Partisan politicians have no business writing school curriculum. We have education professionals setting curriculum standards, and they don’t need to be managed by politicians seeking to score political points.
The 16-page bill dictates what civics and history lessons must be taught, from elementary school through high school. Although we have no problem with teaching kids about the Declaration of Independence, the Constitution and the Emancipation proclamation, there are red flags all over this bill.
Conservatives who declared public school students are victims of “liberal indoctrination” are simply seeking to introduce another form of indoctrination, one that teaches “The United States’ exceptional and praiseworthy history.” It’s language that smacks of propaganda rather than real history.
The bill also directs teaching Iowa kids that “The concept that United States history shall be viewed as factual, not as constructed, shall be viewed as knowable, teachable and testable, and shall be defined as the creation of a new nation based largely on the universal principles stated in the Declaration of Independence.”
In other words, there is one true version of history to be learned. Any historian worth their credentials will disagree. The “factual” brand of history being pushed in the bill is its supporters view of history, soaked in the politics of today.

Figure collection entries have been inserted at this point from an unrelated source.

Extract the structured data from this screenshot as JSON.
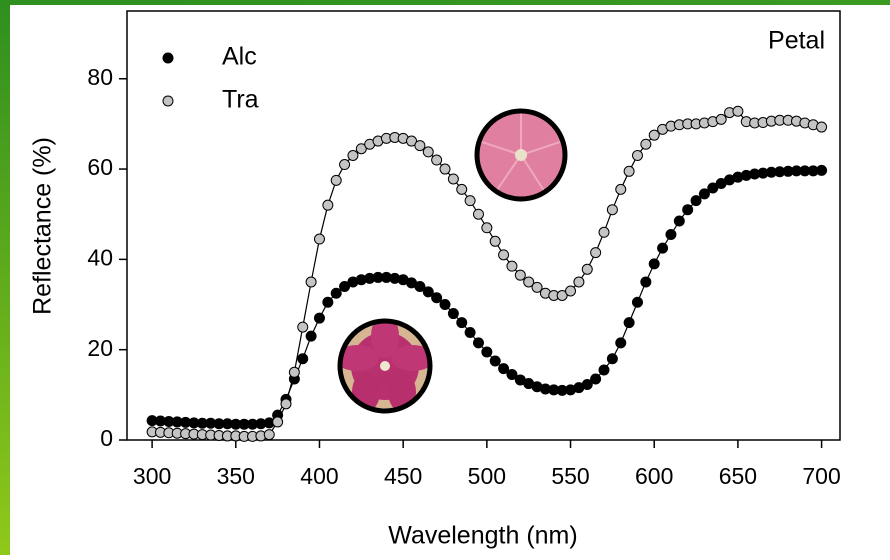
{
  "chart_data": {
    "type": "line",
    "annotation": "Petal",
    "x_label": "Wavelength (nm)",
    "y_label": "Reflectance (%)",
    "legend_position": "upper left",
    "xlim": [
      285,
      711
    ],
    "ylim": [
      0,
      95
    ],
    "xticks": [
      300,
      350,
      400,
      450,
      500,
      550,
      600,
      650,
      700
    ],
    "yticks": [
      0,
      20,
      40,
      60,
      80
    ],
    "x": [
      300,
      305,
      310,
      315,
      320,
      325,
      330,
      335,
      340,
      345,
      350,
      355,
      360,
      365,
      370,
      375,
      380,
      385,
      390,
      395,
      400,
      405,
      410,
      415,
      420,
      425,
      430,
      435,
      440,
      445,
      450,
      455,
      460,
      465,
      470,
      475,
      480,
      485,
      490,
      495,
      500,
      505,
      510,
      515,
      520,
      525,
      530,
      535,
      540,
      545,
      550,
      555,
      560,
      565,
      570,
      575,
      580,
      585,
      590,
      595,
      600,
      605,
      610,
      615,
      620,
      625,
      630,
      635,
      640,
      645,
      650,
      655,
      660,
      665,
      670,
      675,
      680,
      685,
      690,
      695,
      700
    ],
    "series": [
      {
        "name": "Alc",
        "color": "#000000",
        "values": [
          4.3,
          4.2,
          4.1,
          4.0,
          3.9,
          3.8,
          3.7,
          3.7,
          3.6,
          3.6,
          3.5,
          3.5,
          3.5,
          3.6,
          3.8,
          5.5,
          9,
          13.5,
          18,
          23,
          27,
          30.5,
          32.5,
          34,
          35,
          35.5,
          35.8,
          36,
          36,
          35.8,
          35.5,
          34.8,
          34,
          32.8,
          31.5,
          30,
          28,
          26,
          23.8,
          21.5,
          19.5,
          17.5,
          15.8,
          14.5,
          13.3,
          12.5,
          11.8,
          11.3,
          11.1,
          11,
          11.1,
          11.6,
          12.3,
          13.5,
          15.5,
          18,
          21.5,
          26,
          30.5,
          35,
          39,
          42.5,
          45.5,
          48.5,
          51,
          53,
          54.5,
          55.8,
          56.8,
          57.6,
          58.2,
          58.6,
          58.9,
          59.1,
          59.3,
          59.4,
          59.5,
          59.6,
          59.6,
          59.6,
          59.7
        ]
      },
      {
        "name": "Tra",
        "color": "#c4c4c4",
        "values": [
          1.8,
          1.7,
          1.6,
          1.5,
          1.4,
          1.3,
          1.2,
          1.1,
          1.0,
          0.9,
          0.9,
          0.8,
          0.8,
          0.9,
          1.2,
          4,
          8,
          15,
          25,
          35,
          44.5,
          52,
          57.5,
          61,
          63,
          64.5,
          65.5,
          66.2,
          66.8,
          67,
          66.8,
          66.2,
          65.2,
          63.8,
          62,
          60,
          57.8,
          55.5,
          53,
          50,
          47,
          44,
          41,
          38.5,
          36.5,
          35,
          33.8,
          32.5,
          32,
          32,
          33,
          35,
          37.8,
          41.5,
          46,
          51,
          55.5,
          59.5,
          63,
          65.5,
          67.5,
          68.8,
          69.5,
          69.8,
          70,
          70,
          70.2,
          70.5,
          71,
          72.5,
          72.8,
          70.5,
          70.2,
          70.3,
          70.6,
          70.8,
          70.8,
          70.6,
          70.2,
          69.8,
          69.3
        ]
      }
    ]
  }
}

What’s missing is also telling. Among the famous people with civic virtues students must learn are just two women, Abigail Adams and Susan B. Anthony. Slavery is mentioned, but not the failures of Reconstruction that led to Jim Crow laws and institutionalized discrimination that burdens America to this day. The Vietnam War and Watergate also are left out, as are the violent actions that drove Native Americans from their lands.
The bill also bans the concept of “action civics,” which seeks to help students use their knowledge of government and politics by taking an active role in issues they care about. The bill’s backers apparently don’t like to see kids marching for LGBTQ rights or for laws addressing school shootings.
On top of all that, large portions of this bill have clearly been written by conservative think tanks, not Iowans. Iowa once took pride in its public schools. Now we allow outsiders with political axes to grind to alter how we educate our kids.
We urge the Senate to toss aside this misguided bill and seek ways to provide teachers the resources they need to teach real civics and history. The freedom to teach the truth is one thing that makes American exceptional.